Section 3.2 No Conflicts; Consents.
(a) Subject to receipt of the Consents and Permits, and the making of the declarations, filings and notices, referred to in Section 3.2(b) (No Conflicts; Consents), neither the execution, delivery or performance by Buyer Parent or Buyer (or if applicable, its relevant Affiliates) of this Agreement or any Ancillary Agreement to which it is or will be a party, nor the consummation of the transactions contemplated hereby and thereby, will:
(i) conflict with, or result in a violation or breach of, or default under, any provision of the Organizational Documents of Buyer Parent or Buyer (or if applicable, its relevant Affiliates);
(ii) conflict with, or result in a violation of, or give any Governmental Body the right to challenge any of the transactions contemplated hereby under, any Law or Order applicable to Buyer Parent or Buyer (or if applicable, its relevant Affiliates), except as would result from any facts or circumstances relating solely to Seller or any of its Affiliates and not to Buyer Parent, Buyer or any of their Subsidiaries; or
(iii) (A) result in a violation or breach of, (B) constitute a default under, (C) result in the acceleration of or create in any party the right to accelerate, terminate or cancel, or (D) require the Consent of any other Person under, any Contract to which Buyer Parent or Buyer is a party or is bound or to which any of the properties or assets of Buyer Parent or Buyer (or if applicable, its relevant Affiliates) are subject.
except, in the case of clause (iii) where such violation, breach, event of default or other result described in such clauses has not had, and would not reasonably be expected to have, a Buyer Material Adverse Effect.
(b) No Consent, Permit, declaration or filing with, or notice to, any Governmental Body is required by or with respect to Buyer Parent or Buyer (or if applicable, its relevant Affiliates) in connection with the execution and delivery of this Agreement or any Ancillary Agreement or the consummation of the transactions contemplated hereby and thereby, except for compliance with and filings under the HSR Act.
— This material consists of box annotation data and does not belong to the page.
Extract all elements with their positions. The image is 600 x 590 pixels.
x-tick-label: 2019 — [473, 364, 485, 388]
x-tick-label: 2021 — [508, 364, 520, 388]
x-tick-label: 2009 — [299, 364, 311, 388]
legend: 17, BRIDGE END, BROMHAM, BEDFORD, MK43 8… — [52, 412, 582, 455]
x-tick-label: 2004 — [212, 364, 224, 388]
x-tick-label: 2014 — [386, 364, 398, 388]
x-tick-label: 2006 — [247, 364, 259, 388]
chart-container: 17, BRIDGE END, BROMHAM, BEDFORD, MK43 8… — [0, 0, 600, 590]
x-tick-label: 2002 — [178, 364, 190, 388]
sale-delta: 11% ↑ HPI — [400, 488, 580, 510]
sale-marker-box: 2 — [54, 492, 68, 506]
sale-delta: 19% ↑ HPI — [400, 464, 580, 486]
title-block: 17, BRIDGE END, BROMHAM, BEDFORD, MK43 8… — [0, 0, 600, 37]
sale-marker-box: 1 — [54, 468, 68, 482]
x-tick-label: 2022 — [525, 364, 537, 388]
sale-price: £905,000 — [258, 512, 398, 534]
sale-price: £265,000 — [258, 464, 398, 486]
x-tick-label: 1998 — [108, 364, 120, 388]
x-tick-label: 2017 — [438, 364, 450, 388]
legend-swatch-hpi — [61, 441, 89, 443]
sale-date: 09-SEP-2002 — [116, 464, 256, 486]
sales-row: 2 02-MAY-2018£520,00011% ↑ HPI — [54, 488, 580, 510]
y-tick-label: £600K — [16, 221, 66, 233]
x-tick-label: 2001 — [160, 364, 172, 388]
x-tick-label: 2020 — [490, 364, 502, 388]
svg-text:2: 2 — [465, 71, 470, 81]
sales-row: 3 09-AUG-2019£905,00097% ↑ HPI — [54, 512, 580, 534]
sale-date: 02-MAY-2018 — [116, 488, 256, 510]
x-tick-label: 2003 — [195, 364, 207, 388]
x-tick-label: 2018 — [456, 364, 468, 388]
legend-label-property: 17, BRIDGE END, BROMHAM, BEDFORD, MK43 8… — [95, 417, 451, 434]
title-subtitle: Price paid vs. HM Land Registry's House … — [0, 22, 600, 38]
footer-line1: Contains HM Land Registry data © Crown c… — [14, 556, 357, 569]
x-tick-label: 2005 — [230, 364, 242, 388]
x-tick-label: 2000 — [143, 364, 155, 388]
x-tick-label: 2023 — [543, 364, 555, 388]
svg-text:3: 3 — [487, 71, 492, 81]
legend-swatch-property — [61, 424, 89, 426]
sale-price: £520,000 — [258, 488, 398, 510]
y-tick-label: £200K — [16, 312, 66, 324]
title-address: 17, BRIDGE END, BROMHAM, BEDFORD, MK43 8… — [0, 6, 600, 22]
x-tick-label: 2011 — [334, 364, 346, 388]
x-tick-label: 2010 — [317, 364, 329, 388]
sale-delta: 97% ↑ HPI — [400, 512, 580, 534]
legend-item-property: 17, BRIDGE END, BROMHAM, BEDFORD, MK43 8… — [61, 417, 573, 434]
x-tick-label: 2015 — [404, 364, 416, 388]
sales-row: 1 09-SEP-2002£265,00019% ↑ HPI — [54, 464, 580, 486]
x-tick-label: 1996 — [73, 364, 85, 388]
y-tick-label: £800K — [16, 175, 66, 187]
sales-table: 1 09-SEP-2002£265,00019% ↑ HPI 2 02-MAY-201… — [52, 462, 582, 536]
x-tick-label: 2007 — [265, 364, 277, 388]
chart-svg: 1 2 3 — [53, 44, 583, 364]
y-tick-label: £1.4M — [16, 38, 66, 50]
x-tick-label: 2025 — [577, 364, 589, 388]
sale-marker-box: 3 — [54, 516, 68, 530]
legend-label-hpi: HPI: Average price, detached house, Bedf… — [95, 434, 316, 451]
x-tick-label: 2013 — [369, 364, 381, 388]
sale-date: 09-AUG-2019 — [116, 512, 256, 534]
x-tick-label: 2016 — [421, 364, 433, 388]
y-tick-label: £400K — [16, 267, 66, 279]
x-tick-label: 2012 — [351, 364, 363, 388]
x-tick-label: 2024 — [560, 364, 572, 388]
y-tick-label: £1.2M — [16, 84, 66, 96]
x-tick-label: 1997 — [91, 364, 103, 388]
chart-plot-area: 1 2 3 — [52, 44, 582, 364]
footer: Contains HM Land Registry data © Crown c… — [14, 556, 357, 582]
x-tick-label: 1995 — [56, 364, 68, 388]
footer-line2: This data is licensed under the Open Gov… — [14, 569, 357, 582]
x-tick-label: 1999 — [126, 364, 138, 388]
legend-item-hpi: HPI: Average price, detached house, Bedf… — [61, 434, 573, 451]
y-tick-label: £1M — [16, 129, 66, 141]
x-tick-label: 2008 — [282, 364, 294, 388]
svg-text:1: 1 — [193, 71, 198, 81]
Section 3.3 Legal Proceedings; Orders. As of the date hereof, (a) there is no pending Legal Proceeding and, to Buyer’s Knowledge, no Person has threatened to commence any Legal Proceeding against Buyer Parent, Buyer or any of their respective Affiliates that challenges, or that could have the effect of preventing, delaying, making illegal or otherwise interfering with, any of the transactions contemplated hereby and (b) there is no Order applicable to any of Buyer Parent or Buyer or any of their respective Affiliates that could have the effect of preventing, delaying, making illegal or otherwise interfering with any of the transactions contemplated hereby.